Bongo meurt avec une part de la Françafrique

La mort d’Omar Bongo est venue secouer le cocotier de la Françafrique. Ce réseau de relations mafieuses politico-financières entre l’Afrique et la France, le président gabonais décédé le 7 mai en était un des piliers. En quarante et un ans de pouvoir au Gabon, il avait pu tisser et consolider ses réseaux occultes entre la France et l’Afrique. Les ressources tirées du pétrole gabonais servaient à l’entretenir. Son passé d’élément des services secrets français lui permettait de se jouer avec malice des uns des autres. Avec sa mort, c’est comme si l’édifice se retrouve ébranlé. Mais les fondements avaient déjà commencé à chanceler.

Tout au long de ces dernières années, la Françafrique a subi des coups de boutoir.

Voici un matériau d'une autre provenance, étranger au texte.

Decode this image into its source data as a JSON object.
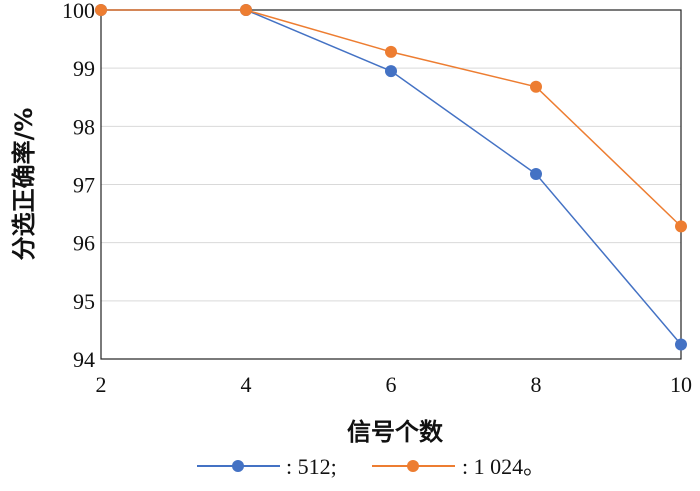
{
  "chart_data": {
    "type": "line",
    "title": "",
    "xlabel": "信号个数",
    "ylabel": "分选正确率/%",
    "x": [
      2,
      4,
      6,
      8,
      10
    ],
    "xlim": [
      2,
      10
    ],
    "ylim": [
      94,
      100
    ],
    "xticks": [
      "2",
      "4",
      "6",
      "8",
      "10"
    ],
    "yticks": [
      "94",
      "95",
      "96",
      "97",
      "98",
      "99",
      "100"
    ],
    "grid": "horizontal",
    "legend_position": "bottom",
    "series": [
      {
        "name": ": 512;",
        "color": "#4472C4",
        "values": [
          100,
          100,
          98.95,
          97.18,
          94.25
        ]
      },
      {
        "name": ": 1 024。",
        "color": "#ED7D31",
        "values": [
          100,
          100,
          99.28,
          98.68,
          96.28
        ]
      }
    ]
  }
}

En Afrique comme en France, les dénonciations des organisations de la société civile et des intellectuels, ainsi que les initiatives prises pour porter devant la justice française le pillage et la prédation des ressources nationales organisés entre Paris et certaines capitales africaines, en passant par les sièges de quelques multinationales du pétrole ou de l’armement, ont porté de sérieux coups à cette nébuleuse qui s’est étendue sur des décennies.

Les derniers mois de la vie de Bongo ont été marqués par ces coups de boutoirs portés à cette Françafrique. Il est mort alors que pend devant la justice française une affaire portant sur des accusations de détournement de fonds publics pour s’offrir en France de luxueux biens, notamment immobiliers, qui le concernait autant les présidents congolais Denis Sassou Nguesso et équato-guinéen Teodoro Obiang Nguema (http://tinyurl.com/raj3ta)

Bongo est mort, mais le monstre vit encore. Plusieurs réactions à la disparition du président gabonais ont porté sur cet aspect de son règne qui restera sans doute le côté le plus marquant de ses 41 ans de règne. Pambazuka vous en propose quelques-unes.

La mort d'Omar Bongo, pilier de la Françafrique

La France a perdu l'un des meilleurs analystes de sa vie politique. El Hadj Omar Bongo Ondimba connaissait mieux que personne les us et coutumes de la Ve République. Sa face lumineuse -celle des alliances et des grands rendez-vous électoraux- et sa face sombre -celle du financement occulte, des assassinats couverts et de la corruption pétrolière.

Mort de Bongo : «On ne va pas pleurer sur une crapule»

Les réactions sont de deux types en France, au lendemain de l'annonce de la mort d'Omar Bongo. Révérencieuses, comme celles de Sarkozy, Chirac ou Kouchner, qui saluent la mémoire d'un «sage», d'un «ami». Ou sans complaisance, comme chez Valéry Giscard d’Estaing qui rappelle que Bongo avait soutenu financièrement Chirac pendant la campagne présidentielle de 1981.? Plus tranchante encore, la réaction de Noël Mamère (député Verts) sur France Inter : «On ne va pas pleurer sur une crapule de plus qui disparaît de la planète. Tous ceux qui sont attachés à la démocratie ne pleureront pas la mort du président Bongo, symbole de tout ce que nous dénonçons depuis 30 ans, c’est-à-dire la Françafrique, ces relations incestueuses, mafieuses entre quelques gouvernements africains et la France, de gauche comme de droite d’ailleurs.»

Selon Eva Joly, nouvelle députée européenne et ancienne magistrate française1 qui a instruit des dossiers politico-financiers tel que l'affaire Elf, le système de la Françafrique « marchait encore récemment. Nicolas Sarkozy a d’ailleurs rendu visite le 17 mars dernier au Président Bongo, juste avant son élection pour "demander des conseils.». Elle ajoute : « Si la France restituait les fonds indûment payé par Bongo pour des services imaginaires à nos hommes politiques, on pourrait construire au Gabon des hôpitaux, des maternités et faire baisser le taux de mortalité infantile".

La presse ouest-africaine commente la mort de Bongo
Dans la presse africaine, les commentaires alternent déférence et dénonciation d’un système de gouvernement d’un autre temps. Le quotidien privé malien Le Républicain titre ainsi : ‘’Décès de Oumar Bongo : La tour de contrôle ne répond plus’’. Au Burkina, le quotidien gouvernemental Sidwaya parle de ‘’la fin d’une époque’’. Fraternité du Bénin, évoque « le spécialiste de la diplomatie de coulisse qui a prodigué de très bons conseils à tous les chefs d’Etat qui se sont succédé à la tête du Bénin’’.